Now we would like to come up with an orthogonal decomposition which relates \(r_{k+1}\) to \(r_{k}\).
\[
\begin{align}
r_{k+1} &= y^{(k+1)} - m_{k+1}\mathbb 1_k \\
&= (y^{(k)} - m_k \mathbb 1_k) + (m_k- m_{k+1}) \mathbb 1_{k+1} + (y_{k+1}-m_k)e_{k+1} \\
&= r_k + (m_k- m_{k+1}) \mathbb 1_{k+1} + (y_{k+1}-m_k)e_{k+1} \\
&= r_k - \frac{1}{k+1}(y_{k+1} - m_k ) \mathbb 1_{k+1} + (y_{k+1}-m_k)e_{k+1}
\end{align}
\] Here \(e_k\) is the unit vector in the \(k\)th coordinate. In the last line we used the mean recurrence \(y_{k+1}+k m_k = (k+1) m_{k+1}\) to rewrite \(m_k-m_{k+1}\). The important thing here is that \(r_k \perp \mathbb 1_{k+1}\) and \(r_k \perp e_{k+1}\) so \(r_k\) is orthogonal to the terms which come after it. Therefore \[
\begin{align}
\lVert r_{k+1} \big \lVert^2 &= \lVert r_k \rVert^2 + (y_{k+1} - m_k )^2 \lVert e_{k+1} - (k+1)^{-1} \mathbb 1_{k+1}\rVert ^2\\
&= \lVert r_k \rVert^2 + (y_{k+1} - m_k )^2 \left(\frac{k^2}{(k+1)^2} + \frac k {(k+1)^2}\right) \\
&= \lVert r_k \rVert^2 + \frac k {k+1} (y_{k+1} - m_k )^2
\end{align}
\tag{5}\] The term \(\frac k {k+1} (y_{k+1} - m_k )^2\) is the contribution to the total energy as we successively project onto each subspace \(\mathbb 1_k\).

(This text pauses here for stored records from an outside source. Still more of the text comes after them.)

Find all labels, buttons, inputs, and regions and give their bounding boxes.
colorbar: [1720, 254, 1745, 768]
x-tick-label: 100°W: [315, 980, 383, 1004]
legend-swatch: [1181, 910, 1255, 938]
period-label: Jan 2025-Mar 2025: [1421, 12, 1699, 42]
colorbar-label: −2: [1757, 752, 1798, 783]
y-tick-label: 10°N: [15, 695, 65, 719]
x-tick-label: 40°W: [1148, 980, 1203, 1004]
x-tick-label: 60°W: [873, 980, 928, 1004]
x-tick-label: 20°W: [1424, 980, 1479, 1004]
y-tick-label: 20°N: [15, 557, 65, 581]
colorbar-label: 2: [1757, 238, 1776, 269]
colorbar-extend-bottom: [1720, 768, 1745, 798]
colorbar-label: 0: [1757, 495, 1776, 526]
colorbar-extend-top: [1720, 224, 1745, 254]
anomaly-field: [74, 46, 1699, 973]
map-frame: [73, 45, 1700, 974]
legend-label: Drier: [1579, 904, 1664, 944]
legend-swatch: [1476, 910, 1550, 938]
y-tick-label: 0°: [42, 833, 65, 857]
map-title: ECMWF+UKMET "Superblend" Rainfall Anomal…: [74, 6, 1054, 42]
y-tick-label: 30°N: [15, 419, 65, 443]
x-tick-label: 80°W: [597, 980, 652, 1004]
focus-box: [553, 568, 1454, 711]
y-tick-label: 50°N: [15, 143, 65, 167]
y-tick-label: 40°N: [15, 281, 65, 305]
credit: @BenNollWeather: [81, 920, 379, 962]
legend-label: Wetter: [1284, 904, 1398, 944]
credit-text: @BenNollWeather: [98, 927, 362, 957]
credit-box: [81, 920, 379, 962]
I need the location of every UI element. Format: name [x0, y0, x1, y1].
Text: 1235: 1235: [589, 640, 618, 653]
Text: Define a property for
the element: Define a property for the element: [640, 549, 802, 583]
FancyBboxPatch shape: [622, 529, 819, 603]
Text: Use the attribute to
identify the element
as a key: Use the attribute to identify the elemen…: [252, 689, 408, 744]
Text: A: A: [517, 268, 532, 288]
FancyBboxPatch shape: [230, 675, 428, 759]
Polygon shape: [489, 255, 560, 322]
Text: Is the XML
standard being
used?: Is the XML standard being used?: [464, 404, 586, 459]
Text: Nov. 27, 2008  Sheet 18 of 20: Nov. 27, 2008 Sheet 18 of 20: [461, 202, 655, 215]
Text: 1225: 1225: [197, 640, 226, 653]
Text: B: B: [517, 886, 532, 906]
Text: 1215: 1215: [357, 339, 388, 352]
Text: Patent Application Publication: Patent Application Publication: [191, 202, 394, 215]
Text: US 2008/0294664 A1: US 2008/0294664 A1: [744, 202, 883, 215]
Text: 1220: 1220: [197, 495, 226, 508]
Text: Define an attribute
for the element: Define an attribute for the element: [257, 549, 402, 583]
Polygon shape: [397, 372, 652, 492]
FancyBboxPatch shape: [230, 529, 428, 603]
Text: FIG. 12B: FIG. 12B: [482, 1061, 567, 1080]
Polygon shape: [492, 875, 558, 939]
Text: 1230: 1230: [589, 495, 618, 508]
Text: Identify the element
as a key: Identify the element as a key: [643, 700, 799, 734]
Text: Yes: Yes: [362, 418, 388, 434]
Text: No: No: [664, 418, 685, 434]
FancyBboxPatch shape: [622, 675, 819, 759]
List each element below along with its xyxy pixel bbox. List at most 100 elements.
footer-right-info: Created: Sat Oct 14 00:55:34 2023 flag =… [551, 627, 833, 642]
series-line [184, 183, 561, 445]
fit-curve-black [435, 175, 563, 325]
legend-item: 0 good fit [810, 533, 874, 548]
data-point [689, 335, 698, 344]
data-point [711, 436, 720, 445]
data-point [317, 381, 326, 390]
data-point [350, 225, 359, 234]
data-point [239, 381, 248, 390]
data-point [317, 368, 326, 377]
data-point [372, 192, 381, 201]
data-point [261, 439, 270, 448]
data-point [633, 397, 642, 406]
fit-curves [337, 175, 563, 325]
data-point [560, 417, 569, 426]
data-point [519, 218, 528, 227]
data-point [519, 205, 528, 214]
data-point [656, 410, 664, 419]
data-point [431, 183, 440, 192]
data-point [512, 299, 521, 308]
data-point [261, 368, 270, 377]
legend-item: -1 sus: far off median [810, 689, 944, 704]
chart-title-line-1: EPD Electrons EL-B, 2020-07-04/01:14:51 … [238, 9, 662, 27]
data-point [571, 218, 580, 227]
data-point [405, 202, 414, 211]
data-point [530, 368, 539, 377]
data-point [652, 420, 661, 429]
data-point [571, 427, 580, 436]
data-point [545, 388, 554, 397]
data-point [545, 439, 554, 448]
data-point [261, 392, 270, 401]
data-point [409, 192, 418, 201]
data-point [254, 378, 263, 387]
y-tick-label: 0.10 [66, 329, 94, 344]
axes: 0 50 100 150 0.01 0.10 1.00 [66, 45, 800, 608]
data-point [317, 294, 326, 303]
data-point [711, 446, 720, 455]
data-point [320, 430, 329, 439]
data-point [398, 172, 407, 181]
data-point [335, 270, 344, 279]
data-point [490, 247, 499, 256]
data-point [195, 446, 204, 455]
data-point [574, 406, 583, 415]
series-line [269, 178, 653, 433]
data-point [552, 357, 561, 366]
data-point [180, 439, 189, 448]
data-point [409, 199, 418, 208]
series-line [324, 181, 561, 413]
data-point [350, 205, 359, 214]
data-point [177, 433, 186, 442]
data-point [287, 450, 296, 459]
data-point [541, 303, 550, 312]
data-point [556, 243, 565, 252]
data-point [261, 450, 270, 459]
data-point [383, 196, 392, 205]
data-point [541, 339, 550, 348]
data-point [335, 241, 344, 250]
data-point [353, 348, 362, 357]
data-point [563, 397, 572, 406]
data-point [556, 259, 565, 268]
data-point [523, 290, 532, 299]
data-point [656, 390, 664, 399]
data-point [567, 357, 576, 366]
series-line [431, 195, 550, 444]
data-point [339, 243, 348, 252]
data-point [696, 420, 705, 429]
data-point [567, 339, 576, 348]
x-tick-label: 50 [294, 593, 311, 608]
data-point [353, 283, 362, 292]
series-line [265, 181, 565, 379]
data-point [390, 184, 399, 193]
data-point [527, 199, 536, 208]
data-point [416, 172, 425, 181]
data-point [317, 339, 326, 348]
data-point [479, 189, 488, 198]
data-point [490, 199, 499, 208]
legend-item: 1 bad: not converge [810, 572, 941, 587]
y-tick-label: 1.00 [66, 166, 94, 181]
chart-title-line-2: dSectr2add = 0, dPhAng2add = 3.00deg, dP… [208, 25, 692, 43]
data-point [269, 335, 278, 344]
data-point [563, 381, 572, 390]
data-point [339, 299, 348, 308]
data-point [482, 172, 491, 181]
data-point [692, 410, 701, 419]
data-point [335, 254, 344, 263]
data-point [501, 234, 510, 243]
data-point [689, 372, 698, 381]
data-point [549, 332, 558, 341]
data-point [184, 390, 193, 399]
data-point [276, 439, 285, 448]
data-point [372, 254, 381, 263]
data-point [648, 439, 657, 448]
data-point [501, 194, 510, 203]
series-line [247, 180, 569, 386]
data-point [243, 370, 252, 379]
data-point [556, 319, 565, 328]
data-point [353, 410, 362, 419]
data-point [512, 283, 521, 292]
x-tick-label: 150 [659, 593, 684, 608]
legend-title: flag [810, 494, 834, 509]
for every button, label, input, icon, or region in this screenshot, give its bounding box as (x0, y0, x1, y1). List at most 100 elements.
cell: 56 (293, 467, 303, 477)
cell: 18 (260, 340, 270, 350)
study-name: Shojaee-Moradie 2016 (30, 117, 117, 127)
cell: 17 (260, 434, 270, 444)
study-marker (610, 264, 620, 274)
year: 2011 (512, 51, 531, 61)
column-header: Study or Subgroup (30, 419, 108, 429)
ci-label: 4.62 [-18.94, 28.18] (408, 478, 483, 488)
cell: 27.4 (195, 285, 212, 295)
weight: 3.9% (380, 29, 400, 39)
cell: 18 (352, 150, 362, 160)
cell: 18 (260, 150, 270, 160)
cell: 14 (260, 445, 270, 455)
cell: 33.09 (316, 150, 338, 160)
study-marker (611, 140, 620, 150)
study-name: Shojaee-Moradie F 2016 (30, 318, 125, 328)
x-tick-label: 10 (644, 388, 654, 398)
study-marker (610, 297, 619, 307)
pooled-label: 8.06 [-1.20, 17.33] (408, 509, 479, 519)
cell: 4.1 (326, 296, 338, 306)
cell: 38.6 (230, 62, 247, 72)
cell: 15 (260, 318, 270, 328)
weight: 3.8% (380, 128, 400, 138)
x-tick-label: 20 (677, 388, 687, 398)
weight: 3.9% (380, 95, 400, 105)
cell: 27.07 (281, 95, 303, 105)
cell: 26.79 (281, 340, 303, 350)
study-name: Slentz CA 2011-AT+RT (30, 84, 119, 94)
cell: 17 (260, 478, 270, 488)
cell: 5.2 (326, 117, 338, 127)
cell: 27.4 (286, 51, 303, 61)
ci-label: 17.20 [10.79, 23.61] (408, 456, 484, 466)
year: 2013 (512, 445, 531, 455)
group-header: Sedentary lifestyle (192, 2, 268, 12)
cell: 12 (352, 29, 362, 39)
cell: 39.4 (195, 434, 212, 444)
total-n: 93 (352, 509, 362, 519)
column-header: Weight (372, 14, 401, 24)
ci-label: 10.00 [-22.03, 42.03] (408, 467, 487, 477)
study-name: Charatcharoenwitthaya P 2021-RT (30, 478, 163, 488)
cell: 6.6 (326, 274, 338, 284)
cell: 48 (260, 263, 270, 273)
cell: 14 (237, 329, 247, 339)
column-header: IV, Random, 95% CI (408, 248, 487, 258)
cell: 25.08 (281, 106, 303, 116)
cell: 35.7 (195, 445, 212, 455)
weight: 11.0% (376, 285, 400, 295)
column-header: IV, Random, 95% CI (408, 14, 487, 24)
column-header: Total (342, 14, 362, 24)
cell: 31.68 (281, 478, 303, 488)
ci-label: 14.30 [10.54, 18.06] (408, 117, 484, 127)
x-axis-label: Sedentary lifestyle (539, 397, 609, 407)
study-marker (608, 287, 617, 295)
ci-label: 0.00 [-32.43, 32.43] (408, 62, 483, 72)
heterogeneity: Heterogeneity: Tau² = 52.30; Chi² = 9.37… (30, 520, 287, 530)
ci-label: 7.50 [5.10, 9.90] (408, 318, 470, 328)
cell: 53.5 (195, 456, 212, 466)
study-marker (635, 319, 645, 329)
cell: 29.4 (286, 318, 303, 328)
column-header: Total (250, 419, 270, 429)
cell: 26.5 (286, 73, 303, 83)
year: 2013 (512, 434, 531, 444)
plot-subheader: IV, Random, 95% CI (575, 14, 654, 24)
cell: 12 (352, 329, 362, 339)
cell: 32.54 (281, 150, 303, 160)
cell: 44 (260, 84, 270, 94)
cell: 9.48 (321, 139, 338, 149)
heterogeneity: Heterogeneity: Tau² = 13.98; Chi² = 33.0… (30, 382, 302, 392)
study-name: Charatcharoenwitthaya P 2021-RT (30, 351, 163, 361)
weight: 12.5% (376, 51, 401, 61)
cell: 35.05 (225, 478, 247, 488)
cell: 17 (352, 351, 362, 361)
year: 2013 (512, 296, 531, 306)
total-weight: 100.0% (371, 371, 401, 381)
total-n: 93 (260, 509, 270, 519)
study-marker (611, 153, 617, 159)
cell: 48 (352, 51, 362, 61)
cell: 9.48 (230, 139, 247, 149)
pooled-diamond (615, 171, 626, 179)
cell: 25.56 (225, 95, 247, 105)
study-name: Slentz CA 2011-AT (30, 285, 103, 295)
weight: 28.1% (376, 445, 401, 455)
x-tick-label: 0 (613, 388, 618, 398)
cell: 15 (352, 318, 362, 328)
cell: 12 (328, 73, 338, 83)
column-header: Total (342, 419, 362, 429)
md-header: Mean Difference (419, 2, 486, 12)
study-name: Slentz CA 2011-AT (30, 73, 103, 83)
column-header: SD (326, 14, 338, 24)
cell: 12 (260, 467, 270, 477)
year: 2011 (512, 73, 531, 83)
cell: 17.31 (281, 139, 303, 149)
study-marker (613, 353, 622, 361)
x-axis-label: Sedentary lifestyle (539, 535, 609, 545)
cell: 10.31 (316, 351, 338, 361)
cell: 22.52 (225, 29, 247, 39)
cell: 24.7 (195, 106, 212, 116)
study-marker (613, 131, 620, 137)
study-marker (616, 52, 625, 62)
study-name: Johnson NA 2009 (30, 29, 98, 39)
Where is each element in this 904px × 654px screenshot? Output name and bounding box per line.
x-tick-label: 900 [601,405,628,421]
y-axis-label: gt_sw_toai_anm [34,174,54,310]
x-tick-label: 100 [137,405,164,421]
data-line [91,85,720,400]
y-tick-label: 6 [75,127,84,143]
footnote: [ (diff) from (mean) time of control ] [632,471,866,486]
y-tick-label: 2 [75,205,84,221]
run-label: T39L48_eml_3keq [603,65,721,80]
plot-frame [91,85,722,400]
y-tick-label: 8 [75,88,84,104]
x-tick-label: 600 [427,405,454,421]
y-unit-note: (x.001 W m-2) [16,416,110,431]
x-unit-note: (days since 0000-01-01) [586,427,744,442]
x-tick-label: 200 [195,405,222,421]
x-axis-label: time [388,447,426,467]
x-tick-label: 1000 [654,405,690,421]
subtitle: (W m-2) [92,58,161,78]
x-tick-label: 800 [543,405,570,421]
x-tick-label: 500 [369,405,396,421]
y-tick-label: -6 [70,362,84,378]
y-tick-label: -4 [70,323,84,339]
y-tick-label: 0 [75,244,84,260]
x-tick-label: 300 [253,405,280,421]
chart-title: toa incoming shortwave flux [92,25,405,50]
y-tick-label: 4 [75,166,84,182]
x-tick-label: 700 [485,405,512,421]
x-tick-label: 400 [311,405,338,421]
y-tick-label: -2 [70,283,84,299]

Similar to before we get \[ \lVert r_T \rVert^2 = \sum_{k=1}^{T-1} (\lVert r_{k+1} \rVert^2-\lVert r_k \rVert^2) = \sum_{k=1}^{T-1} \frac k {k+1} (y_{k+1} - m_k )^2 \] Combining this with Equation 4 and expanding the norms we get \[ \begin{align} \sum_{k=1}^T (y_k - z)^2 &= \lVert y^{(T)} - z\mathbb 1_T \rVert^2 \\ &= \lVert r_T \rVert^2 + \lVert (m_T- z)\mathbb 1_T \rVert^2 \\ &= \sum_{k=1}^{T-1} \frac k {k+1} (y_{k+1} - m_k )^2 + T (m_T-z)^2 \end{align} \] which is a rearrangement of the terms in the lemma.
Double-sum orthogonal decomposition
There’s another way which is more algebra heavy than the others, so I’ll skip it. But the short version is that by expanding \((y_{k+1}-m_k)^2\) in \(\sum_{k=1}^{T-1} \frac k {k+1} (y_{k+1}-m_k)^2\) and changing the order of summation you get a term like \(\frac 1 {k(k+1)}\) which telescopes.